= Martin Davies (museum director) =

British museum director and civil servant

Sir Martin Davies, CBE FBA FSA (22 March 1908 – 7 March 1975) was a British museum director and civil servant. He worked at the National Gallery in London from 1930 to 1973, and was Director from 1968.

Davies attended Rugby School, and thereafter read mathematics and modern languages at King's College, Cambridge. He first joined the staff of the National Gallery, the institution to which he was to devote his career, as an attaché in 1930. After being made Assistant Keeper in 1932 he called for improved research on the paintings in the collection, which would eventually come to fruition in the series of catalogues inaugurated by Davies and still being produced by the Gallery today. These set new standards for the catalogues of large collections, and have been widely imitated.

His scholarly work was interrupted from 1938 to 1941 by the need to find a safe home for the National Gallery's paintings at the onset of the Second World War, away from the aerial bombardment of London. After the artworks were safely transferred to Manod Quarry near Ffestiniog, North Wales, Davies was able to make his research in total seclusion. The catalogues for the Netherlandish, French, and British schools of painting were published from 1945 to 1946. The much larger Catalogue of the Earlier Italian Schools was published in 1961. Many of these paintings are now covered by published volumes of the new series of catalogues, but for example, only the 17th century French paintings are covered under the new series, whereas Davies covered all French periods.

Davies rose steadily in the ranks at the National Gallery until in 1968 he was appointed Director. The public campaign in 1971 to buy Titian's late masterpiece The Death of Actaeon was one of the great successes of his directorship. Davies's stated aim as director was to make the National Gallery the main public purchaser of artistic masterpieces, in which he succeeded, acquiring notable works by Caravaggio (Salome with the Head of Saint John the Baptist), Tiepolo (An Allegory with Venus and Time ) and Henri Rousseau (Tiger in a Tropical Storm).

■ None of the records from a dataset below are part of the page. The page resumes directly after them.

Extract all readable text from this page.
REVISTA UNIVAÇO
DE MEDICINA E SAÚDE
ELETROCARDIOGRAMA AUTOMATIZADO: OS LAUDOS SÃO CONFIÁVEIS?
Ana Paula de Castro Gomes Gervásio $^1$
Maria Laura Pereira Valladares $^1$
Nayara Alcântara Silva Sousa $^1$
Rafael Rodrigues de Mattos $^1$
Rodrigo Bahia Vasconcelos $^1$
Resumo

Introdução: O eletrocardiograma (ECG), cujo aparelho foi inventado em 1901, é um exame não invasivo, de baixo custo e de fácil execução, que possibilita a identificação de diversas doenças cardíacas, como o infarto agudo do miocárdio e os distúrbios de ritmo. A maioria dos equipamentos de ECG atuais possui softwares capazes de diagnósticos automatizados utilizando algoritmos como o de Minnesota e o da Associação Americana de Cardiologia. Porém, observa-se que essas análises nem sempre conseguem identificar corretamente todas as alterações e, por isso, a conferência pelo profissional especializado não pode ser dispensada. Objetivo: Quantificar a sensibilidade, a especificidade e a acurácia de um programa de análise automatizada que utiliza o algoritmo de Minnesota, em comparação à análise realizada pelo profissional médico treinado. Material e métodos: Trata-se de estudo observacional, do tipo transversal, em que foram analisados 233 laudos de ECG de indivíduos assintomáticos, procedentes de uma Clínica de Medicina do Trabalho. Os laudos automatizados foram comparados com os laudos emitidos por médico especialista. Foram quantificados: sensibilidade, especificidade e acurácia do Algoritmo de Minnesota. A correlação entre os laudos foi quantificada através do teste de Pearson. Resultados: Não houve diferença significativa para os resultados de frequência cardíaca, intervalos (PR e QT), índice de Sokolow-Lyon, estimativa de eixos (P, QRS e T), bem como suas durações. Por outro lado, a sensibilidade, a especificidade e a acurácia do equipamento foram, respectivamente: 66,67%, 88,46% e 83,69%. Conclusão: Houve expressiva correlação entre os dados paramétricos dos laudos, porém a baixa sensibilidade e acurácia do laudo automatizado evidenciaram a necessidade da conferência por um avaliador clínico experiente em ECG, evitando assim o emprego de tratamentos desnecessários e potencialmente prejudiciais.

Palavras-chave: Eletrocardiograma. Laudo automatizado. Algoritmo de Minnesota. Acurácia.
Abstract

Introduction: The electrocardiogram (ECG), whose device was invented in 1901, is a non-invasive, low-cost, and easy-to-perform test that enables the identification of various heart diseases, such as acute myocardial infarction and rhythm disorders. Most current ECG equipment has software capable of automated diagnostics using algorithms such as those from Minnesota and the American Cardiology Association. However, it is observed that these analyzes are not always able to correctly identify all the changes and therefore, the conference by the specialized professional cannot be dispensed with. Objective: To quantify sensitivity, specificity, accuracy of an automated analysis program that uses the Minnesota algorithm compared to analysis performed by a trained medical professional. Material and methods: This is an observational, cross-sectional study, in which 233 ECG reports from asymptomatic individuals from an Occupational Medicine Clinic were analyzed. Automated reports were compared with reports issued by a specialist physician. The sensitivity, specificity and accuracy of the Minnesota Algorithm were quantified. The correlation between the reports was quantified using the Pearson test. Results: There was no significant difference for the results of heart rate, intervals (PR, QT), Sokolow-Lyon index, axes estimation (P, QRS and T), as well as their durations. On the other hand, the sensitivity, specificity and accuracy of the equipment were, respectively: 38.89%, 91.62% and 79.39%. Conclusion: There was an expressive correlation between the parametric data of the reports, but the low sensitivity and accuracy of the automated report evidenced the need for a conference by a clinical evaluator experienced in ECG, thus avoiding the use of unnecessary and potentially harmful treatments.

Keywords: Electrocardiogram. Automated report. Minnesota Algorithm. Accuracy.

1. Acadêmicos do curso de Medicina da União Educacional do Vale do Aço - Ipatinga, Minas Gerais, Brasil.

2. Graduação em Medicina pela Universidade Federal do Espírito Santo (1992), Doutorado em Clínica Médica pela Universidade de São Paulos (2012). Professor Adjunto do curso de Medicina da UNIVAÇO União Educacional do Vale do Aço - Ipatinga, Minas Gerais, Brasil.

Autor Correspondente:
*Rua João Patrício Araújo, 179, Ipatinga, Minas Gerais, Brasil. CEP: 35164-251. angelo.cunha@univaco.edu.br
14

Davies was knighted in 1972, the year before his retirement, and died in 1975.

==Bibliography==
- The Early Netherlandish School (National Gallery Catalogues), The National Gallery, 1945; 2nd ed. 1955, 3rd ed. 1968.
- The British School (National Gallery Catalogues), The National Gallery, 1946; 2nd ed. 1954, 3rd ed. 1959(?)
- French School (National Gallery Catalogues), The National Gallery, 1946; 2nd ed. 1957.
- A Few Saints From Pictures in the National Gallery, The National Gallery, 1946.
- Leonardo da Vinci: The Virgin of the Rocks in the National Gallery, The National Gallery, 1947.
- Carlo Crivelli: The Annunciation, The National Gallery, 1947.
- The Earlier Italian Schools (National Gallery Catalogues), The National Gallery, 1951; 2nd ed. 1961, 3rd ed. 1963, later ed. 1986 ISBN 0-901791-29-6
  - This includes all "pictures up to the end of the Early Renaissance" – taken roughly as 1500, but including for example Perugino. A truncated revision by Dillian Gordon was published in 1988 as "The Italian Schools before 1400" in the new series of catalogues. A completely new Volume 1 of The Fifteenth Century Italian Paintings, also by Gordon, roughly up to 1450, has been published, but for 1450–1500 Davies's work remains the most recent full catalogue.
- Carlo Crivelli: Themes and Painters in the National Gallery (Number 4), The National Gallery, 1972.
- Rogier van der Weyden; An Essay and Critical Catalogue of Painting Assigned to Him and Robert Campin, Phaidon, 1972.
- Rembrandt, The National Gallery, 1976 (2nd edition).